As for raising the cash to buy Confed, Ling, predictably, has an answer. The key may be through a complicated stock swap with Daedalus Building Systems, which is based in Alexandria, Virginia. The company, which builds low-income shelters with recycled plastic and metal, needs to raise money to start two housing developments in Peru. But so far, it hasn’t been able to come up with the financing. Ling and Daedalus’ chief executive, Edward McCulloch, met in Dallas last spring through a mutual associate and hatched a deal: Daedalus would exchange 1.5 million of its shares and 750,000 of its warrants for 1.5 million of Empiric’s convertible preferred shares and 750,000 of its warrants. Both companies would benefit: Daedalus would become a public company, able to tap the public markets to raise cash to begin construction in Peru, and Empiric could sell its Daedalus shares to buy up more oil and gas concessions. The deal is textbook Ling: create value from nothing. Now the two just need to get the U.S. Securities and Exchange Commission to sign off on the deal. In April Daedalus filed a second registration statement with the agency; it’s now waiting for the final go-ahead. “It would be our intent then to go into the marketplace afterward to raise additional funds,” McCulloch says.

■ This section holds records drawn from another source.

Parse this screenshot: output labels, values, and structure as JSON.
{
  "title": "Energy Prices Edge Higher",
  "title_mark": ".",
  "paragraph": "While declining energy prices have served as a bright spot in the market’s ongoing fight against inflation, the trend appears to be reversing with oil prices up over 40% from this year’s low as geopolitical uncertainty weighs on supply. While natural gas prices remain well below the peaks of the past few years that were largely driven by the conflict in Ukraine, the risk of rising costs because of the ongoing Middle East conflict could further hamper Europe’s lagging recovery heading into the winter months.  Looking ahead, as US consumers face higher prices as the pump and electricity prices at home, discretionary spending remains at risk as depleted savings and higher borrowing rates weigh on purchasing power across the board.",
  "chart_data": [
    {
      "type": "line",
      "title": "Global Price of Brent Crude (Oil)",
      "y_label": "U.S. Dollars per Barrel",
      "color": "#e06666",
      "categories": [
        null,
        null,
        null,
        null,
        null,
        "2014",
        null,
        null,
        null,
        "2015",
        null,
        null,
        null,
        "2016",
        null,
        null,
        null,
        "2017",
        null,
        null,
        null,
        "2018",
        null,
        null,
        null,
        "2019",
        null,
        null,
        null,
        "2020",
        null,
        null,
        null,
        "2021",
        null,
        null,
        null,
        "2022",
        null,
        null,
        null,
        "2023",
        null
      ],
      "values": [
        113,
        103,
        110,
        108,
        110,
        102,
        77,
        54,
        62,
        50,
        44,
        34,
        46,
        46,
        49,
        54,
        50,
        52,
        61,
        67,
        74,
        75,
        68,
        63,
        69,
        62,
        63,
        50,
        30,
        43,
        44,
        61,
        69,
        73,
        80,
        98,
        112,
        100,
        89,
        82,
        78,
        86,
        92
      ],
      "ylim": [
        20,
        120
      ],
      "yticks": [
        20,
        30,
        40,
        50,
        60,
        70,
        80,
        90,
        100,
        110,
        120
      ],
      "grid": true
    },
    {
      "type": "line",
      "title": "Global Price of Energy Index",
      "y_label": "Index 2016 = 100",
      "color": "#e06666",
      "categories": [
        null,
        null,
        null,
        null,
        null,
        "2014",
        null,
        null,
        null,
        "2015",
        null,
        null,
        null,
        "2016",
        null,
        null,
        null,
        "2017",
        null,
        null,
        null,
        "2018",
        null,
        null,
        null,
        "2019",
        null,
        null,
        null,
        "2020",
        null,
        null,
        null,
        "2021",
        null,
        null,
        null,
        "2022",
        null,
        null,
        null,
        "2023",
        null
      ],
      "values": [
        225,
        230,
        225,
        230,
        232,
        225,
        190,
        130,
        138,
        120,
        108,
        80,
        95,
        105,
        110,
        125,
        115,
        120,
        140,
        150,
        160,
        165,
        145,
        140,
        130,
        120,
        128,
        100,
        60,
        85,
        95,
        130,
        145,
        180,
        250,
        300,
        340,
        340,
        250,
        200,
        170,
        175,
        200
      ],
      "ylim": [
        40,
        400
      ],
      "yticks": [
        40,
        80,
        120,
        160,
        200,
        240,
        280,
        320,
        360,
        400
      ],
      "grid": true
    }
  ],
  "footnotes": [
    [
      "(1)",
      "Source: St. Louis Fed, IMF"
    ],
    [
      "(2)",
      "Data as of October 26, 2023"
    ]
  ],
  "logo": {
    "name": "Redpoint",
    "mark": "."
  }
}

Ling insists he’s not interested in taking Daedalus under the Empiric umbrella; he says his conglomeration days are over. Indeed, what does he think of the mergers of today—ExxonMobil, SBC-Ameritech, and El Paso-Coastal, just to name a few? “Extraordinary,” he says. “In my day the Justice Department would be all over them.” But aren’t conglomerates dead? “No, they’re not dead,” Ling insists. “Every day there’s a form of conglomeration, all these dot-dot companies spinning out more dot-dot companies spinning out yet another. As long as there are values, perceived or imagined, you’ll have people trying to cash in on those values.” What does he think of those values today? “That end of it, I don’t know,” he admits. “But I do know that there are values in what we’re doing.” Only time will tell if he is right.